Rogue started out as a venture capital organization and quickly expanded to several asset classes, says Suraj, who serves as CEO and president.
We focus on early-stage companies and our primary mandates include investing in female, immigrant and visible minority founders as well as companies that have a social impact on their communities. If a company is going to succeed in today’s diverse society, it needs diverse people running it.
Through Rogue, we have also invested in private and public equity around the world, real estate outside of Canada, and sports teams, continues Suraj.
We’ve invested in some terrific young businesses, including a clean tech company whose technology recycles Styrofoam.
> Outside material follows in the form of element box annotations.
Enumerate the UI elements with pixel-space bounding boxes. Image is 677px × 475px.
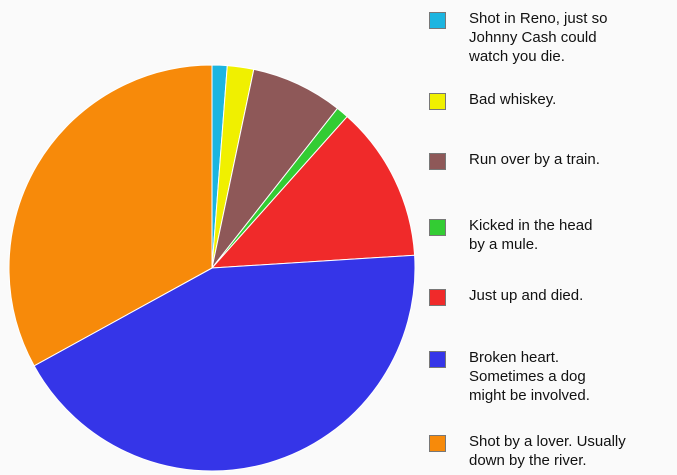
legend-swatch bbox=[429, 153, 446, 170]
legend-label: Shot in Reno, just so Johnny Cash could … bbox=[469, 10, 608, 65]
pie-slice-5 bbox=[210, 115, 416, 269]
legend-swatch bbox=[429, 12, 446, 29]
pie-slice-6 bbox=[33, 254, 416, 472]
legend-label: Just up and died. bbox=[469, 287, 584, 304]
legend-swatch bbox=[429, 351, 446, 368]
legend-swatch bbox=[429, 435, 446, 452]
legend-swatch bbox=[429, 219, 446, 236]
legend-label: Broken heart. Sometimes a dog might be i… bbox=[469, 349, 590, 404]
legend-label: Shot by a lover. Usually down by the riv… bbox=[469, 433, 626, 469]
legend-label: Bad whiskey. bbox=[469, 91, 557, 108]
legend-swatch bbox=[429, 93, 446, 110]
legend-swatch bbox=[429, 289, 446, 306]
legend-label: Run over by a train. bbox=[469, 151, 600, 168]
legend-label: Kicked in the head by a mule. bbox=[469, 217, 593, 253]
pie-slice-7 bbox=[8, 64, 213, 367]
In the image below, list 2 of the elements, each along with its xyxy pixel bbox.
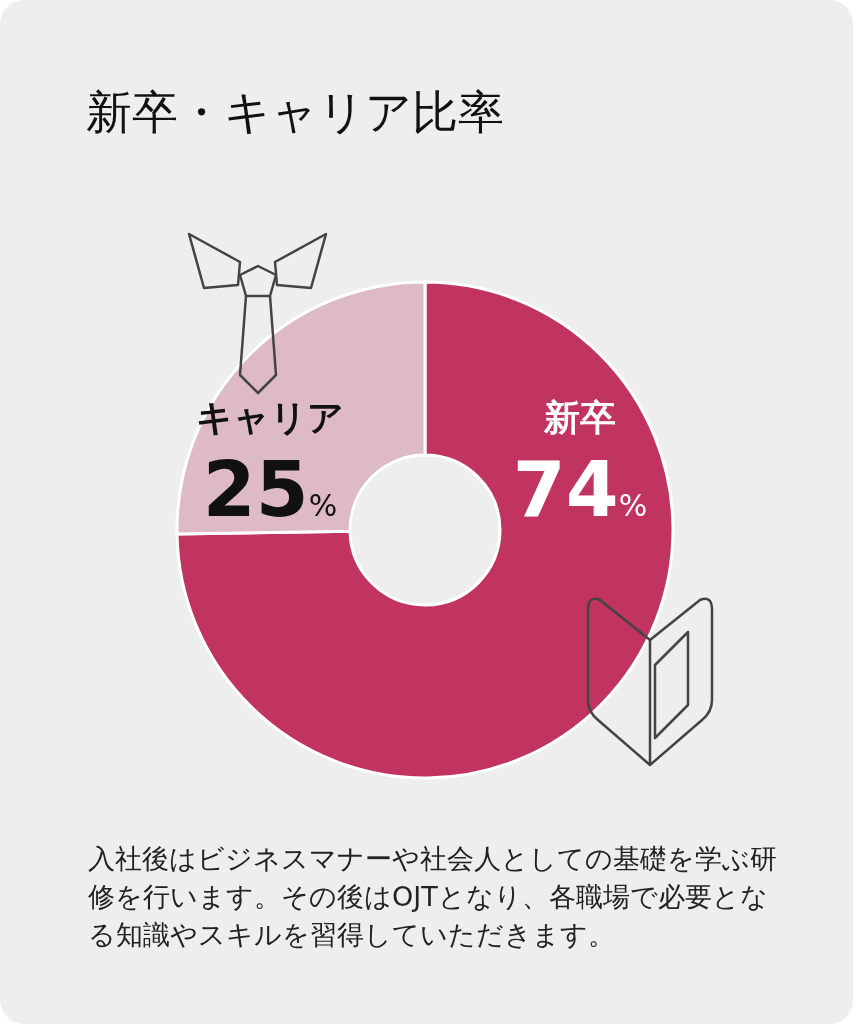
chart-title: 新卒・キャリア比率 [86,84,504,141]
text: 入社後はビジネスマナーや社会人としての基礎を学ぶ研修を行います。その後はOJTとなり、各職場で必要となる知識やスキルを習得していただきます。 [88,842,778,952]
Originally, we went out looking for opportunities, but we now see strong inbound deal flow thanks to recommendations we receive from partners, contacts and cold calls.
I never considered myself the ‘next generation’ leader of the family business, even though that’s technically what I am Reetu admits.
We’ve always worked so closely with my parents, so I’ve never distinguished between the generations – I just see one family and one business. The portrayal of family businesses you often see on TV – with all the drama and politics – couldn’t be further from our reality.
Our mother has been a huge inspiration to me all my life. She is such a strong woman and gave me the confidence to progress to becoming CEO. She has incredible foresight; we always seek out her perspective before an important decision. She just quietly gives us advice but makes it clear that it is up to us. Although I am technically the CEO and my dad is technically the chairman, we all agree without a shadow of a doubt that Mom is the real boss!